Se as funções da categorização tradicio­nal são claras, o mesmo não se pode dizer da categoria “jornalismo profissional”.

Intui-se que ela se refira a uma relação de trabalho, na qual o jornalista é remunerado para prestar um determinado serviço. Por contraste, a outra categoria possível, nesse gênero, seria a do “jornalismo amador”.
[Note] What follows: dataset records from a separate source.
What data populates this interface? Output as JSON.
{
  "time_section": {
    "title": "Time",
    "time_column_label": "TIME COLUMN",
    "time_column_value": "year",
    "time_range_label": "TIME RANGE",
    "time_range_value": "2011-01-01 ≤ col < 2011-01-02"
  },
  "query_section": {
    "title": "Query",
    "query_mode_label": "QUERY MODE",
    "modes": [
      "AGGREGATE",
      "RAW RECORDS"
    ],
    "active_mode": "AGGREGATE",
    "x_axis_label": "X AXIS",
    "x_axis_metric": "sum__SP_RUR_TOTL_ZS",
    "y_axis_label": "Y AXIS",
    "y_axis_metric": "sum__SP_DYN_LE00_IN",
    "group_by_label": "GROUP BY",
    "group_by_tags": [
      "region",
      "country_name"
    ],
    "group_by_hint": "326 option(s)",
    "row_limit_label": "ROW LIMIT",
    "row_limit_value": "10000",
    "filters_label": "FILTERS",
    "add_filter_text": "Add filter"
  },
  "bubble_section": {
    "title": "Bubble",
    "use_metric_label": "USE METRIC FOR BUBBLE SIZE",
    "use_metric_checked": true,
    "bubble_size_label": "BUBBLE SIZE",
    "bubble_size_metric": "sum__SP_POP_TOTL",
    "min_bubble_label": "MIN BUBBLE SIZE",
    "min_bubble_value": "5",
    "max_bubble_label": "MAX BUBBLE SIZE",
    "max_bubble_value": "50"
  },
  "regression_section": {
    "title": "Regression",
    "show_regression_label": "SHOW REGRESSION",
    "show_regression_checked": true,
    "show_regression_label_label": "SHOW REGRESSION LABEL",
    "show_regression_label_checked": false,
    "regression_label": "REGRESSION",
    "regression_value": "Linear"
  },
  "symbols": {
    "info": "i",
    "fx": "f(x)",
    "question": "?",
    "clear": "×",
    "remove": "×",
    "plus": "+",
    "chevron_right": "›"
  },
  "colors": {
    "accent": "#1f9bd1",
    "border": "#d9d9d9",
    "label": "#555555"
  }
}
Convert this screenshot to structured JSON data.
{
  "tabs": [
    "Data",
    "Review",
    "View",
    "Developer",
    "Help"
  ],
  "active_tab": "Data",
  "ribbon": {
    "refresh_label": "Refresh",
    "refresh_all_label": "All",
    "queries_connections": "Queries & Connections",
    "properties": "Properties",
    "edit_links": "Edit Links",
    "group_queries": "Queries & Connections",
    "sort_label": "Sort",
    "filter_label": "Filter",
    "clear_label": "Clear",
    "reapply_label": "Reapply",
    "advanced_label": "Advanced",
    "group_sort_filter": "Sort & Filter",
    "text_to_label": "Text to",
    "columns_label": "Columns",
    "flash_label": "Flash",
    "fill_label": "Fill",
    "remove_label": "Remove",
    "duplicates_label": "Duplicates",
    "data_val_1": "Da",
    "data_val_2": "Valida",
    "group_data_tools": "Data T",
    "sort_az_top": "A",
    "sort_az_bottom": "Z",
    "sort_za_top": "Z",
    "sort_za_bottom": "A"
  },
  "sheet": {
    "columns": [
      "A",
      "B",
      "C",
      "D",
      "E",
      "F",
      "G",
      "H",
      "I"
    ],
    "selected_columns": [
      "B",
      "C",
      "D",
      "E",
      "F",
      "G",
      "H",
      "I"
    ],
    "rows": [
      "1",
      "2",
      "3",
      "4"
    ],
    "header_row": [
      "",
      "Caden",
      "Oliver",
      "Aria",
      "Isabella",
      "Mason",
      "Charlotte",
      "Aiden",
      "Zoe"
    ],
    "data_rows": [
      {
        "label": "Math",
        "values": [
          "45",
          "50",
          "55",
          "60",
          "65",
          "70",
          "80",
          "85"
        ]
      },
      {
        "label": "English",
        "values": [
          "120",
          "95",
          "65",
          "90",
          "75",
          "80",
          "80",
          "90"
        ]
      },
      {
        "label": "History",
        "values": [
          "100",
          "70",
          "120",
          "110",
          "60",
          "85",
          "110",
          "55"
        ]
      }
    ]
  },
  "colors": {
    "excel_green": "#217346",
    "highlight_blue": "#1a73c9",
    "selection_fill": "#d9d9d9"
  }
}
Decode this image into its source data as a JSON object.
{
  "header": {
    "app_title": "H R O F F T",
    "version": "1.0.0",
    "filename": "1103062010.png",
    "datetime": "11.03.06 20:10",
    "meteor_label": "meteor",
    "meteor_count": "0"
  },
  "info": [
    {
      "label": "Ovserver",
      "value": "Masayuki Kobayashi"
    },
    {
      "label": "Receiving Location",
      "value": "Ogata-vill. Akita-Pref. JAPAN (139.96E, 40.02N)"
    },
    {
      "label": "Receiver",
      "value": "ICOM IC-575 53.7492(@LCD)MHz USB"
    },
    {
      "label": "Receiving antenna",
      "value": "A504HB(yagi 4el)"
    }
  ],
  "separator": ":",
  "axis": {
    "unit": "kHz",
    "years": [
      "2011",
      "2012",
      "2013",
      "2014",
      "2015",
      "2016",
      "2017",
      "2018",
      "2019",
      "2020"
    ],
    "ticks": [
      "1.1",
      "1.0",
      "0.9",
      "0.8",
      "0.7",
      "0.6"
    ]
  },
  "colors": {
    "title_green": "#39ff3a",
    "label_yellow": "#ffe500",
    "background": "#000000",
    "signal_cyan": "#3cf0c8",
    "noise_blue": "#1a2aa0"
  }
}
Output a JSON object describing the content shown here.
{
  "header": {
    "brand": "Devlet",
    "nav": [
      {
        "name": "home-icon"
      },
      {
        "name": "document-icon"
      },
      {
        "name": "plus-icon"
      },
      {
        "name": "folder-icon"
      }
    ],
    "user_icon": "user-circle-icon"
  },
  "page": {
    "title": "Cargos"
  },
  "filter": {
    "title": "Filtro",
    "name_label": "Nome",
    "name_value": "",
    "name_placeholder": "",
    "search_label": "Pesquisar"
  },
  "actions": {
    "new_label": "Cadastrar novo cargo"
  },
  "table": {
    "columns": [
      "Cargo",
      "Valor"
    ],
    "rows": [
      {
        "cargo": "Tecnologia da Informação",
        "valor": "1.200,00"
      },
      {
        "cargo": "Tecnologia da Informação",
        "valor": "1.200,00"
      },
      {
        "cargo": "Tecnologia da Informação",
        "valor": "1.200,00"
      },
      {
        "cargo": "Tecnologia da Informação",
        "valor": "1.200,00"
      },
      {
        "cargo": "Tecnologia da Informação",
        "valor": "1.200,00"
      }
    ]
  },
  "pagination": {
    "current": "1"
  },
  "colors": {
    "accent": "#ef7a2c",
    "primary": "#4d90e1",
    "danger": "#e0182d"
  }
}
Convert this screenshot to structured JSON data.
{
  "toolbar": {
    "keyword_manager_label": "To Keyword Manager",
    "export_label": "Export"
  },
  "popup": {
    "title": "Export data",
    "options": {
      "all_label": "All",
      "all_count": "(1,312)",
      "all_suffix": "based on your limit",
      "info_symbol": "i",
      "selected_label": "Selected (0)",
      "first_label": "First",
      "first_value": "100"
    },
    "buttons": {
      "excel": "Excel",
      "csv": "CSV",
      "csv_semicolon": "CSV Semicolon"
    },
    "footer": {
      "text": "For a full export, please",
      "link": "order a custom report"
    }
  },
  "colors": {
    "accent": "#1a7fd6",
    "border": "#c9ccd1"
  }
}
Como essas adjetivações são pobres para qualquer efeito de categorização, numa relação binária que não contribui em nada para o entendimento da profissão e da prática jornalística, resta procurar outros significados e objetivos. A expres­são “jornalismo profissional”, ao que tudo indica, foi cunhada com o objetivo de des­qualificar todo jornalismo exercido fora dos meios tradicionais de comunicação. “Profissional” seria portanto sinônimo de qualidade e, consequentemente, de respeitabilidade, contrastando com o “amadorismo” dos demais.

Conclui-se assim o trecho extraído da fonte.